Never share your password with anyone not even a relative or colleague. If another person has your password, they can, for all computer purposes, be you. This extends far beyond simply reading your email. At Columbia, this would include sending email as you, gaining access to sensitive financial or health information, and changing where your paycheck goes, and is considered a serious policy violation. But it's just not a smart thing to do anywhere.

It's very important to use different passwords for different systems. This limits the damage a malicious person can do should a password fall into the wrong hands. Everyone understands that it's nearly impossible to memorize a different strong password for each service you need to log in to. It's a good idea to have a set of four or five very strong passwords that you use on different systems.

Do everything you can to memorize your passwords, but if, for some reason, you absolutely must write down a password, always keep the note with you or in a locked file, and do not write down the corresponding ID.

Password breaches happen every day, at websites and companies all over the world, and they can impact you without you even realizing it. If you use the same password on multiple accounts and websites, and even one of those websites or accounts is hacked, stolen, or otherwise revealed, then every other site and account you used the same password on is at risk.

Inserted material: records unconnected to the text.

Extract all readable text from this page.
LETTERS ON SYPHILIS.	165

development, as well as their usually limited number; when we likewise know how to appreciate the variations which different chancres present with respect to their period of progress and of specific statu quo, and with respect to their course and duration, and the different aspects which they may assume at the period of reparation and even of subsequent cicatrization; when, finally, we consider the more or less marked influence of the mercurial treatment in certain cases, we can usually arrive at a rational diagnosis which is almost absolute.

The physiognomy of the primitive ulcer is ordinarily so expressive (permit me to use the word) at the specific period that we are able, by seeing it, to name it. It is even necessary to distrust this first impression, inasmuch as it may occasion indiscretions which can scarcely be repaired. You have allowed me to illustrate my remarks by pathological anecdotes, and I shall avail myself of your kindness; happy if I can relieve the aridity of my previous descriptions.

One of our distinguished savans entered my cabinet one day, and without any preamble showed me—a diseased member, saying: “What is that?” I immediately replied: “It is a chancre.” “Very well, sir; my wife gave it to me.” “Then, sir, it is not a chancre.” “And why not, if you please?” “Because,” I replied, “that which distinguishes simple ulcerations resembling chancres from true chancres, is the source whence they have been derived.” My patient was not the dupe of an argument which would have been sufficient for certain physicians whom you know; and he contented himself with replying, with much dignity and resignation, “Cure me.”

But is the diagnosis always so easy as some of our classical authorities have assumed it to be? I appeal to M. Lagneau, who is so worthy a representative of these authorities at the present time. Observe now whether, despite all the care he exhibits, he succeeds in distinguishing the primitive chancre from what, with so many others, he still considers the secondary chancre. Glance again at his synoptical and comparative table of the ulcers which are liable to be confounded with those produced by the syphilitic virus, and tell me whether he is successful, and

The strongest password is not of much protection if you use it on every site.

Your best defense is to use a different password for every site and account you use.

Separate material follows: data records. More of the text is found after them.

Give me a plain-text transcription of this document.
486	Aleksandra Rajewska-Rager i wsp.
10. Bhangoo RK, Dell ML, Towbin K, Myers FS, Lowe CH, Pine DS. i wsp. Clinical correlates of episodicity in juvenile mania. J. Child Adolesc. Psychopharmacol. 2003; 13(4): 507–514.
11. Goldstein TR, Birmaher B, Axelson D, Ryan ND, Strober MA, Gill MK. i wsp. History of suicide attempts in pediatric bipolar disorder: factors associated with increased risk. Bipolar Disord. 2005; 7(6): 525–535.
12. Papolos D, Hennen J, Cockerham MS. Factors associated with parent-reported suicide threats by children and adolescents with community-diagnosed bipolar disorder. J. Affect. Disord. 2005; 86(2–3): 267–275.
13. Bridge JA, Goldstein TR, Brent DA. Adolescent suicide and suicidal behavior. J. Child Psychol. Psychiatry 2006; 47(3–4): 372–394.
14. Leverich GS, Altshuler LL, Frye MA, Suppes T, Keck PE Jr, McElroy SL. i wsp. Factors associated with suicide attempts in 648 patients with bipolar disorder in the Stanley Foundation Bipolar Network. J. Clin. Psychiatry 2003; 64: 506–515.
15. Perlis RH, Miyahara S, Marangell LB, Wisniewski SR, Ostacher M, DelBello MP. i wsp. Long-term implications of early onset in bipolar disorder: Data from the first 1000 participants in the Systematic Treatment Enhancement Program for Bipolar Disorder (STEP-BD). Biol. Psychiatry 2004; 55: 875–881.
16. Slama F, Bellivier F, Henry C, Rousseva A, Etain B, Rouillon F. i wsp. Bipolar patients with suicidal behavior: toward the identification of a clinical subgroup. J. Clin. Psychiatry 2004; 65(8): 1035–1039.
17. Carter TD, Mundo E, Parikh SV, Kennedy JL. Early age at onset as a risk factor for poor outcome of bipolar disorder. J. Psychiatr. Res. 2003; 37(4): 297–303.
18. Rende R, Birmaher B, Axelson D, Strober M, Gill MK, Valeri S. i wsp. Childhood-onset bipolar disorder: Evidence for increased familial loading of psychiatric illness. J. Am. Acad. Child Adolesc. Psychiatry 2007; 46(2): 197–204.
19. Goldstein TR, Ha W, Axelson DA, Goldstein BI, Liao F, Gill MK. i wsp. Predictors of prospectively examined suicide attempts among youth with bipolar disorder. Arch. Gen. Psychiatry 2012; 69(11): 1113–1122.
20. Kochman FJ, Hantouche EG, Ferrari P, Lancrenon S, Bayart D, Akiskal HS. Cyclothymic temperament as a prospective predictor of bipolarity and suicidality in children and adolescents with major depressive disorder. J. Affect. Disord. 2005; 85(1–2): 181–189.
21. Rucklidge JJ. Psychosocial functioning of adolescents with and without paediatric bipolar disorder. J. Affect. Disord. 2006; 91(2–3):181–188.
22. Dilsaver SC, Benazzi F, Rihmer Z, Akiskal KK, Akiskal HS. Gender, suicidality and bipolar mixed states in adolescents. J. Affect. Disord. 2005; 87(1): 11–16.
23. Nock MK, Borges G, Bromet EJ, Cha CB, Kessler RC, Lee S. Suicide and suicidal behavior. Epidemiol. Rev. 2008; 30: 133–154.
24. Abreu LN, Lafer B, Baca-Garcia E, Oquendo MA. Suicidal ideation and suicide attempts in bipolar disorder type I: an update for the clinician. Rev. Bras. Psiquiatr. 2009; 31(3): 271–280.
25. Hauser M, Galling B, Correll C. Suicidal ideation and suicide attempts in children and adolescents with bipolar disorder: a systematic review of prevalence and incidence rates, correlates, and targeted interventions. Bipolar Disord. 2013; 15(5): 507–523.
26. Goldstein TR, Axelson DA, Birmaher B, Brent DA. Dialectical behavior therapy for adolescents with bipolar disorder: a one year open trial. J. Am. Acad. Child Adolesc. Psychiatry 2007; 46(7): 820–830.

That can quickly become unmanageable, considering how many different sites and accounts we sign into on a daily basis. It can be hard to remember one strong password, much less several dozen. 

In such cases, a password manager is a good tool to have in your arsenal. A password manager is a personal encrypted database of your passwords and the sites/accounts they belong to. This list is protected by it's own master password, and potentially other security features (such as two-factor authentication), and gives you a convenient and secure way to look up your passwords to sign into accounts.

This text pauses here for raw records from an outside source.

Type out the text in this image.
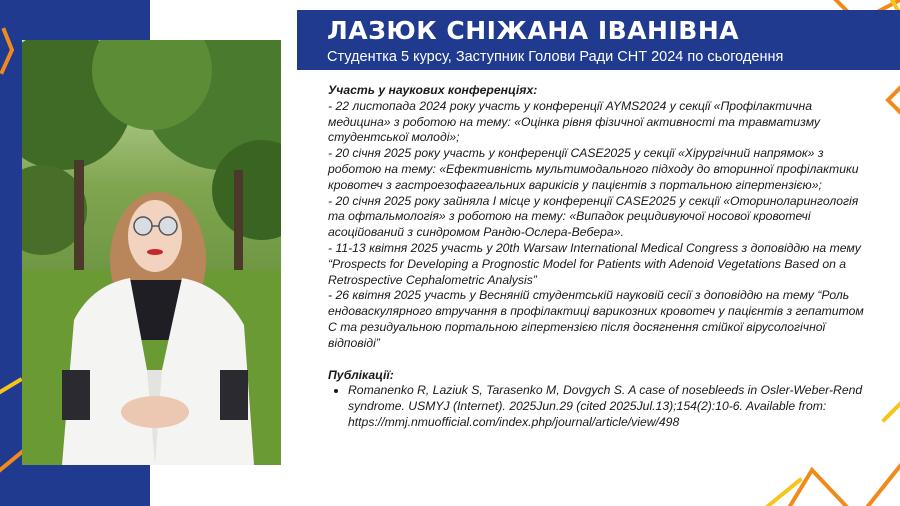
ЛАЗЮК СНІЖАНА ІВАНІВНА
Студентка 5 курсу, Заступник Голови Ради СНТ 2024 по сьогодення

Участь у наукових конференціях:

- 22 листопада 2024 року участь у конференції AYMS2024 у секції «Профілактична медицина» з роботою на тему: «Оцінка рівня фізичної активності та травматизму студентської молоді»;

- 20 січня 2025 року участь у конференції CASE2025 у секції «Хірургічний напрямок» з роботою на тему: «Ефективність мультимодального підходу до вторинної профілактики кровотеч з гастроезофагеальних варикісів у пацієнтів з портальною гіпертензією»;

- 20 січня 2025 року зайняла І місце у конференції CASE2025 у секції «Оториноларингологія та офтальмологія» з роботою на тему: «Випадок рецидивуючої носової кровотечі асоційований з синдромом Рандю-Ослера-Вебера».

- 11-13 квітня 2025 участь у 20th Warsaw International Medical Congress з доповіддю на темy “Prospects for Developing a Prognostic Model for Patients with Adenoid Vegetations Based on a Retrospective Cephalometric Analysis”

- 26 квітня 2025 участь у Весняній студентській науковій сесії з доповіддю на тему “Роль ендоваскулярного втручання в профілактиці варикозних кровотеч у пацієнтів з гепатитом С та резидуальною портальною гіпертензією після досягнення стійкої вірусологічної відповіді”

Публікації:

• Romanenko R, Laziuk S, Tarasenko M, Dovgych S. A case of nosebleeds in Osler-Weber-Rend syndrome. USMYJ (Internet). 2025Jun.29 (cited 2025Jul.13);154(2):10-6. Available from: https://mmj.nmuofficial.com/index.php/journal/article/view/498
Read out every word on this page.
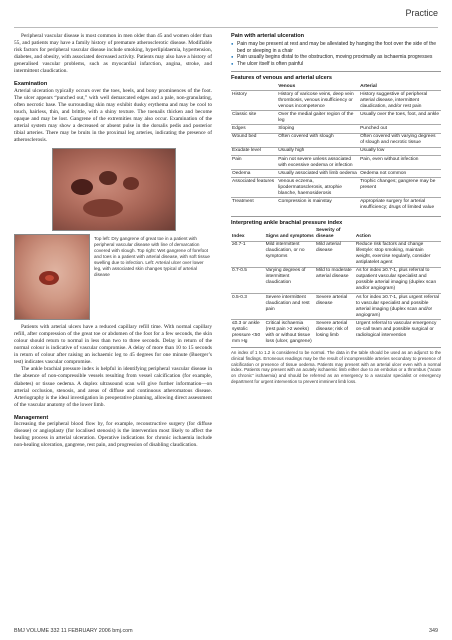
Practice

Peripheral vascular disease is most common in men older than 45 and women older than 55, and patients may have a family history of premature atherosclerotic disease. Modifiable risk factors for peripheral vascular disease include smoking, hyperlipidaemia, hypertension, diabetes, and obesity, with associated decreased activity. Patients may also have a history of generalised vascular problems, such as myocardial infarction, angina, stroke, and intermittent claudication.

Examination

Arterial ulceration typically occurs over the toes, heels, and bony prominences of the foot. The ulcer appears “punched out,” with well demarcated edges and a pale, non-granulating, often necrotic base. The surrounding skin may exhibit dusky erythema and may be cool to touch, hairless, thin, and brittle, with a shiny texture. The toenails thicken and become opaque and may be lost. Gangrene of the extremities may also occur. Examination of the arterial system may show a decreased or absent pulse in the dorsalis pedis and posterior tibial arteries. There may be bruits in the proximal leg arteries, indicating the presence of atherosclerosis.

Top left: Dry gangrene of great toe in a patient with peripheral vascular disease with line of demarcation covered with slough. Top right: Wet gangrene of forefoot and toes in a patient with arterial disease, with soft tissue swelling due to infection. Left: Arterial ulcer over lower leg, with associated skin changes typical of arterial disease

Patients with arterial ulcers have a reduced capillary refill time. With normal capillary refill, after compression of the great toe or abdomen of the foot for a few seconds, the skin colour should return to normal in less than two to three seconds. Delay in return of the normal colour is indicative of vascular compromise. A delay of more than 10 to 15 seconds in return of colour after raising an ischaemic leg to 45 degrees for one minute (Buerger’s test) indicates vascular compromise.

The ankle brachial pressure index is helpful in identifying peripheral vascular disease in the absence of non-compressible vessels resulting from vessel calcification (for example, diabetes) or tissue oedema. A duplex ultrasound scan will give further information—on arterial occlusion, stenosis, and areas of diffuse and continuous atheromatous disease. Arteriography is the ideal investigation in preoperative planning, allowing direct assessment of the vascular anatomy of the lower limb.

Management

Increasing the peripheral blood flow by, for example, reconstructive surgery (for diffuse disease) or angioplasty (for localised stenosis) is the intervention most likely to affect the healing process in arterial ulceration. Operative indications for chronic ischaemia include non-healing ulceration, gangrene, rest pain, and progression of disabling claudication.

Pain with arterial ulceration
● Pain may be present at rest and may be alleviated by hanging the foot over the side of the bed or sleeping in a chair
● Pain usually begins distal to the obstruction, moving proximally as ischaemia progresses
● The ulcer itself is often painful
Features of venous and arterial ulcers
	Venous	Arterial
History	History of varicose veins, deep vein thrombosis, venous insufficiency or venous incompetence	History suggestive of peripheral arterial disease, intermittent claudication, and/or rest pain
Classic site	Over the medial gaiter region of the leg	Usually over the toes, foot, and ankle
Edges	Sloping	Punched out
Wound bed	Often covered with slough	Often covered with varying degrees of slough and necrotic tissue
Exudate level	Usually high	Usually low
Pain	Pain not severe unless associated with excessive oedema or infection	Pain, even without infection
Oedema	Usually associated with limb oedema	Oedema not common
Associated features	Venous eczema, lipodermatosclerosis, atrophie blanche, haemosiderosis	Trophic changes; gangrene may be present
Treatment	Compression is mainstay	Appropriate surgery for arterial insufficiency; drugs of limited value
Interpreting ankle brachial pressure index
Index	Signs and symptoms	Severity of disease	Action
≥0.7-1	Mild intermittent claudication, or no symptoms	Mild arterial disease	Reduce risk factors and change lifestyle: stop smoking, maintain weight, exercise regularly, consider antiplatelet agent
0.7-0.5	Varying degrees of intermittent claudication	Mild to moderate arterial disease	As for index ≥0.7-1, plus referral to outpatient vascular specialist and possible arterial imaging (duplex scan and/or angiogram)
0.5-0.3	Severe intermittent claudication and rest pain	Severe arterial disease	As for index ≥0.7-1, plus urgent referral to vascular specialist and possible arterial imaging (duplex scan and/or angiogram)
≤0.3 or ankle systolic pressure <50 mm Hg	Critical ischaemia (rest pain >2 weeks) with or without tissue loss (ulcer, gangrene)	Severe arterial disease; risk of losing limb	Urgent referral to vascular emergency on-call team and possible surgical or radiological intervention

An index of 1 to 1.2 is considered to be normal. The data in the table should be used as an adjunct to the clinical findings. Erroneous readings may be the result of incompressible arteries secondary to presence of calcification or presence of tissue oedema. Patients may present with an arterial ulcer even with a normal index. Patients may present with an acutely ischaemic limb either due to an embolus or a thrombus (“acute on chronic” ischaemia) and should be referred as an emergency to a vascular specialist or emergency department for urgent intervention to prevent imminent limb loss.

BMJ VOLUME 332 11 FEBRUARY 2006 bmj.com	349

Columbia University does not support or offer a password manager, but if you would find need for one, this is a non-exhaustive list of options you might consider.
  • Keepass
    • Pricing: Free, open-source program
    • Features: Local-only strongly-encrypted, portable database file. Clients for Windows, MacOS, Linux, iOS, and Android available
  • LastPass
    • Pricing: Free and paid tiers.
    • Features: Cloud-based encrypted manager with support for file storage, additional data types such as encrypted notes, and two-factor authentication (2FA). Plugins for all major browsers add auto-fill and auto-save capability, and smartphone apps for iOS and Android give you access on the go. Can help you generate strong, secure, random passwords.
  • 1Password
    • Pricing: 30-day free trial, paid tiers otherwise
    • Features: Locally-stored database with optional cloud-sync to their servers and/or your own cloud (Dropbox, iCloud, etc). Plugins for all major browsers add auto-fill and auto-save capability, and smartphone apps for iOS and Android give you access on the go. Can help you generate strong, secure, random passwords.
  • Dashlane
    • Pricing: Free and paid tiers
    • Features: Cloud-based encrypted database with support for additional data types such as credit cards. Supports two-factor authentication (2FA), and browser plugins for Chrome, Safari, and Firefox for full auto-fill and auto-save capability. iOS and Android apps available. Can help you generate strong, secure, random passwords.